Dans leur étude récemment publiée,2 les chercheurs montrent que les entreprises familiales éponymes cotées en Suisse se distinguent des autres entreprises puisqu’elles sont en effet moins tentées de gérer leurs résultats comptables (i.e., elles divulguent un résultat comptable moins manipulé et donc de meilleure qualité). Cela signifie que ces entreprises sont moins enclines à intervenir volontairement sur les pertes et profits rapportés annuellement. Pourquoi? L’explication tient en la très forte identification des propriétaires à l’entreprise lorsqu’ils lui ont donné leur nom.
Deux situations viennent cependant péjorer ce comportement. La première réside dans le passage volontaire des normes comptables IFRS aux Swiss GAAP. Les entreprises familiales éponymes profitent alors d’une rupture dans la comparabilité des données comptables et gèrent leurs résultats comptables, le risque de détection étant plus faible. La deuxième situation est observée lorsqu’un membre de la famille préside le conseil d’administration ou l’équipe de direction de la société. Dans cette configuration, d’autres incitations entrant en conflit avec la préservation de la richesse socio-émotionnelle apparaissent, telle que le besoin de démontrer sa capacité de dirigeant.
En conclusion, la recherche actuelle portant sur les sociétés éponymes Suisses montre que ces dernières divulguent, en général, des bénéfices de meilleure qualité.
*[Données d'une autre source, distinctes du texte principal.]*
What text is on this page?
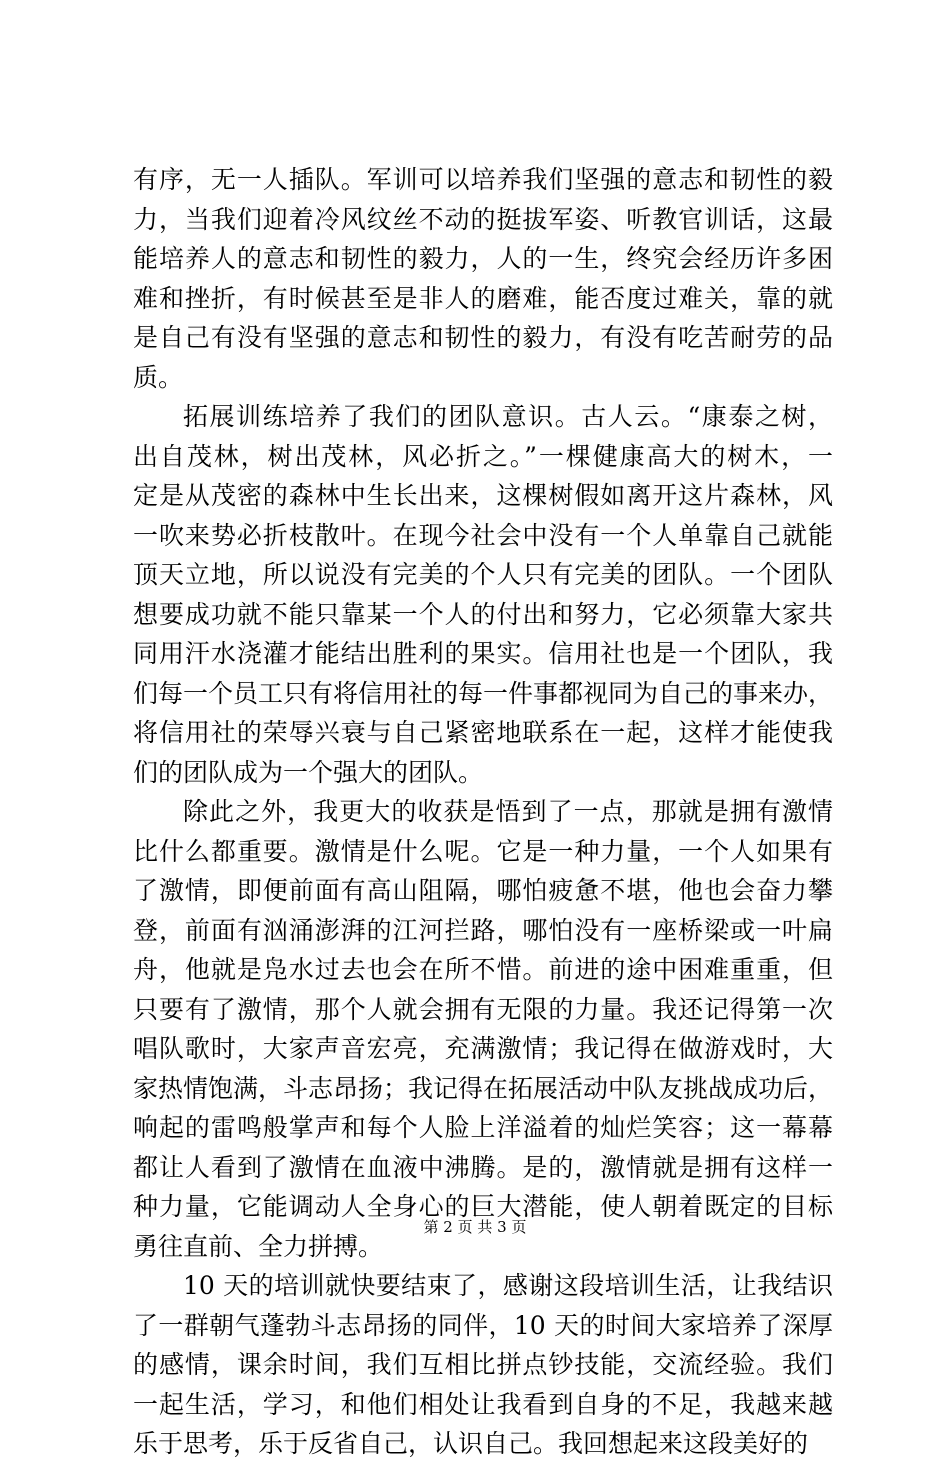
有序，无一人插队。军训可以培养我们坚强的意志和韧性的毅
力，当我们迎着冷风纹丝不动的挺拔军姿、听教官训话，这最
能培养人的意志和韧性的毅力，人的一生，终究会经历许多困
难和挫折，有时候甚至是非人的磨难，能否度过难关，靠的就
是自己有没有坚强的意志和韧性的毅力，有没有吃苦耐劳的品
质。
拓展训练培养了我们的团队意识。古人云。“康泰之树，
出自茂林，树出茂林，风必折之。”一棵健康高大的树木，一
定是从茂密的森林中生长出来，这棵树假如离开这片森林，风
一吹来势必折枝散叶。在现今社会中没有一个人单靠自己就能
顶天立地，所以说没有完美的个人只有完美的团队。一个团队
想要成功就不能只靠某一个人的付出和努力，它必须靠大家共
同用汗水浇灌才能结出胜利的果实。信用社也是一个团队，我
们每一个员工只有将信用社的每一件事都视同为自己的事来办，
将信用社的荣辱兴衰与自己紧密地联系在一起，这样才能使我
们的团队成为一个强大的团队。
除此之外，我更大的收获是悟到了一点，那就是拥有激情
比什么都重要。激情是什么呢。它是一种力量，一个人如果有
了激情，即便前面有高山阻隔，哪怕疲惫不堪，他也会奋力攀
登，前面有汹涌澎湃的江河拦路，哪怕没有一座桥梁或一叶扁
舟，他就是凫水过去也会在所不惜。前进的途中困难重重，但
只要有了激情，那个人就会拥有无限的力量。我还记得第一次
唱队歌时，大家声音宏亮，充满激情；我记得在做游戏时，大
家热情饱满，斗志昂扬；我记得在拓展活动中队友挑战成功后，
响起的雷鸣般掌声和每个人脸上洋溢着的灿烂笑容；这一幕幕
都让人看到了激情在血液中沸腾。是的，激情就是拥有这样一
种力量，它能调动人全身心的巨大潜能，使人朝着既定的目标
勇往直前、全力拼搏。
10 天的培训就快要结束了，感谢这段培训生活，让我结识
了一群朝气蓬勃斗志昂扬的同伴，10 天的时间大家培养了深厚
的感情，课余时间，我们互相比拼点钞技能，交流经验。我们
一起生活，学习，和他们相处让我看到自身的不足，我越来越
乐于思考，乐于反省自己，认识自己。我回想起来这段美好的
第 2 页 共 3 页
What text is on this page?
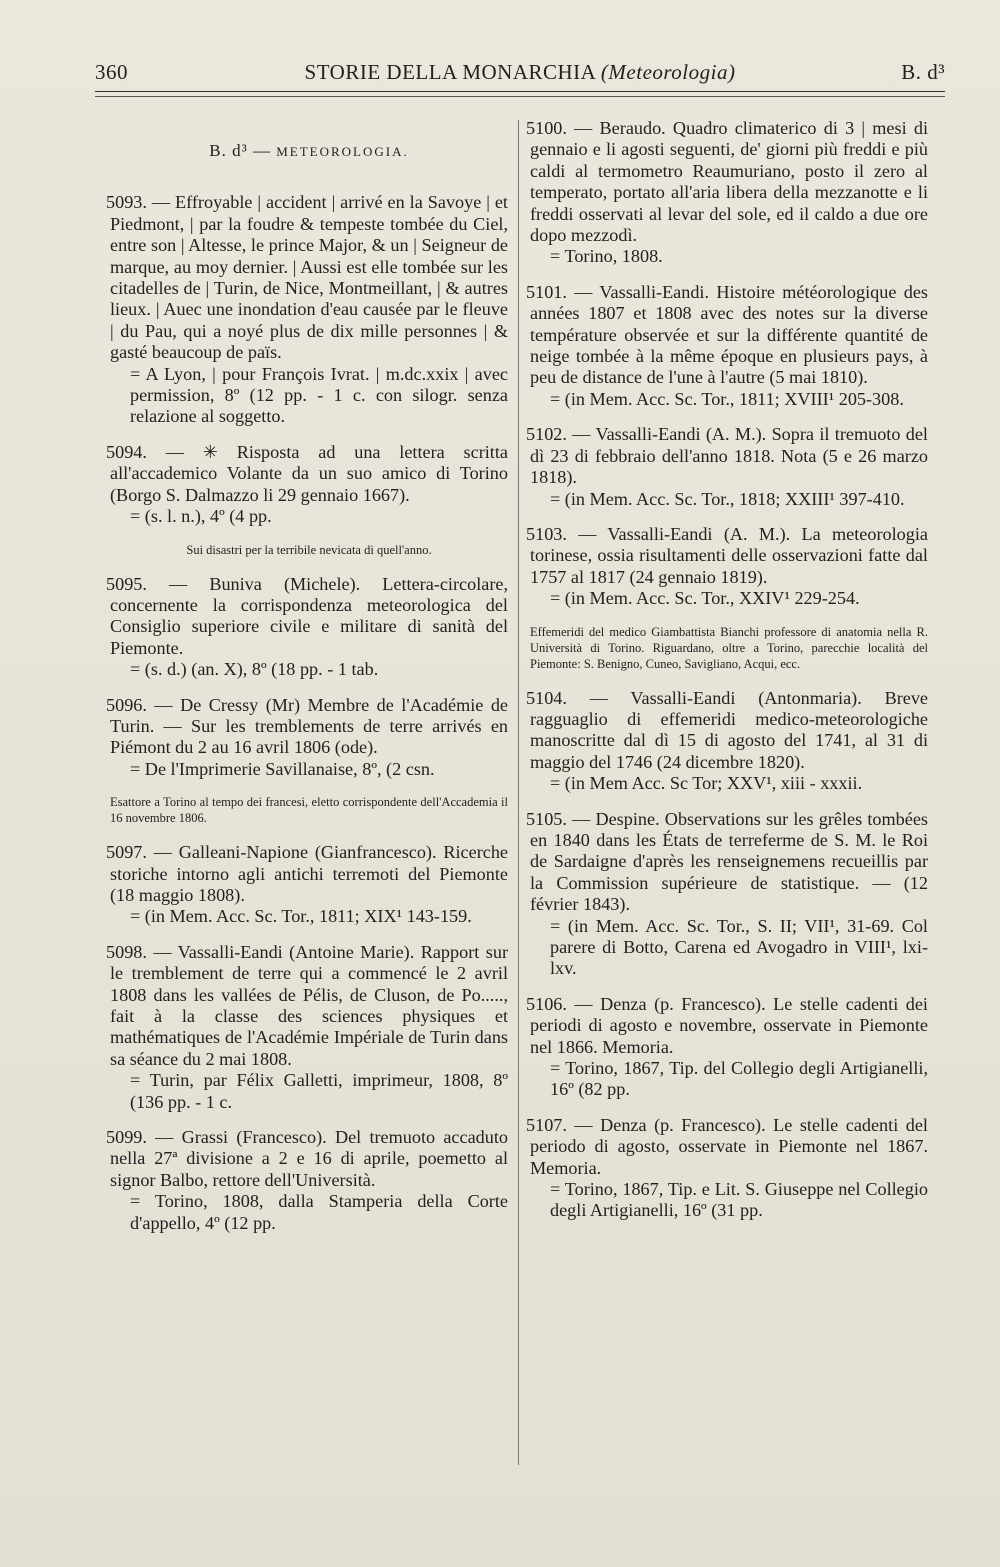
360	STORIE DELLA MONARCHIA (Meteorologia)	B. d³
B. d³ — METEOROLOGIA.

5093. — Effroyable | accident | arrivé en la Savoye | et Piedmont, | par la foudre & tempeste tombée du Ciel, entre son | Altesse, le prince Major, & un | Seigneur de marque, au moy dernier. | Aussi est elle tombée sur les citadelles de | Turin, de Nice, Montmeillant, | & autres lieux. | Auec une inondation d'eau causée par le fleuve | du Pau, qui a noyé plus de dix mille personnes | & gasté beaucoup de païs.

= A Lyon, | pour François Ivrat. | m.dc.xxix | avec permission, 8º (12 pp. - 1 c. con silogr. senza relazione al soggetto.

5094. — ✳ Risposta ad una lettera scritta all'accademico Volante da un suo amico di Torino (Borgo S. Dalmazzo li 29 gennaio 1667).

= (s. l. n.), 4º (4 pp.

Sui disastri per la terribile nevicata di quell'anno.

5095. — Buniva (Michele). Lettera-circolare, concernente la corrispondenza meteorologica del Consiglio superiore civile e militare di sanità del Piemonte.

= (s. d.) (an. X), 8º (18 pp. - 1 tab.

5096. — De Cressy (Mr) Membre de l'Académie de Turin. — Sur les tremblements de terre arrivés en Piémont du 2 au 16 avril 1806 (ode).

= De l'Imprimerie Savillanaise, 8º, (2 csn.

Esattore a Torino al tempo dei francesi, eletto corrispondente dell'Accademia il 16 novembre 1806.

5097. — Galleani-Napione (Gianfrancesco). Ricerche storiche intorno agli antichi terremoti del Piemonte (18 maggio 1808).

= (in Mem. Acc. Sc. Tor., 1811; XIX¹ 143-159.

5098. — Vassalli-Eandi (Antoine Marie). Rapport sur le tremblement de terre qui a commencé le 2 avril 1808 dans les vallées de Pélis, de Cluson, de Po....., fait à la classe des sciences physiques et mathématiques de l'Académie Impériale de Turin dans sa séance du 2 mai 1808.

= Turin, par Félix Galletti, imprimeur, 1808, 8º (136 pp. - 1 c.

5099. — Grassi (Francesco). Del tremuoto accaduto nella 27ª divisione a 2 e 16 di aprile, poemetto al signor Balbo, rettore dell'Università.

= Torino, 1808, dalla Stamperia della Corte d'appello, 4º (12 pp.

5100. — Beraudo. Quadro climaterico di 3 | mesi di gennaio e li agosti seguenti, de' giorni più freddi e più caldi al termometro Reaumuriano, posto il zero al temperato, portato all'aria libera della mezzanotte e li freddi osservati al levar del sole, ed il caldo a due ore dopo mezzodì.

= Torino, 1808.

5101. — Vassalli-Eandi. Histoire météorologique des années 1807 et 1808 avec des notes sur la diverse température observée et sur la différente quantité de neige tombée à la même époque en plusieurs pays, à peu de distance de l'une à l'autre (5 mai 1810).

= (in Mem. Acc. Sc. Tor., 1811; XVIII¹ 205-308.

5102. — Vassalli-Eandi (A. M.). Sopra il tremuoto del dì 23 di febbraio dell'anno 1818. Nota (5 e 26 marzo 1818).

= (in Mem. Acc. Sc. Tor., 1818; XXIII¹ 397-410.

5103. — Vassalli-Eandi (A. M.). La meteorologia torinese, ossia risultamenti delle osservazioni fatte dal 1757 al 1817 (24 gennaio 1819).

= (in Mem. Acc. Sc. Tor., XXIV¹ 229-254.

Effemeridi del medico Giambattista Bianchi professore di anatomia nella R. Università di Torino. Riguardano, oltre a Torino, parecchie località del Piemonte: S. Benigno, Cuneo, Savigliano, Acqui, ecc.

5104. — Vassalli-Eandi (Antonmaria). Breve ragguaglio di effemeridi medico-meteorologiche manoscritte dal dì 15 di agosto del 1741, al 31 di maggio del 1746 (24 dicembre 1820).

= (in Mem Acc. Sc Tor; XXV¹, xiii - xxxii.

5105. — Despine. Observations sur les grêles tombées en 1840 dans les États de terreferme de S. M. le Roi de Sardaigne d'après les renseignemens recueillis par la Commission supérieure de statistique. — (12 février 1843).

= (in Mem. Acc. Sc. Tor., S. II; VII¹, 31-69. Col parere di Botto, Carena ed Avogadro in VIII¹, lxi-lxv.

5106. — Denza (p. Francesco). Le stelle cadenti dei periodi di agosto e novembre, osservate in Piemonte nel 1866. Memoria.

= Torino, 1867, Tip. del Collegio degli Artigianelli, 16º (82 pp.

5107. — Denza (p. Francesco). Le stelle cadenti del periodo di agosto, osservate in Piemonte nel 1867. Memoria.

= Torino, 1867, Tip. e Lit. S. Giuseppe nel Collegio degli Artigianelli, 16º (31 pp.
Sachant l’importance qu’ont les bénéfices en analyse financière et en valorisation, cette information est un facteur à considérer dans un contexte d’allocation de capitaux. Une considération contextuelle de l’entreprise s’avère également cruciale car certaines situations, comme un changement de normes comptables ou la présence de membres de la famille au comité exécutif, peuvent annihiler ce lien positif entre société familiale éponyme et qualité des bénéfices.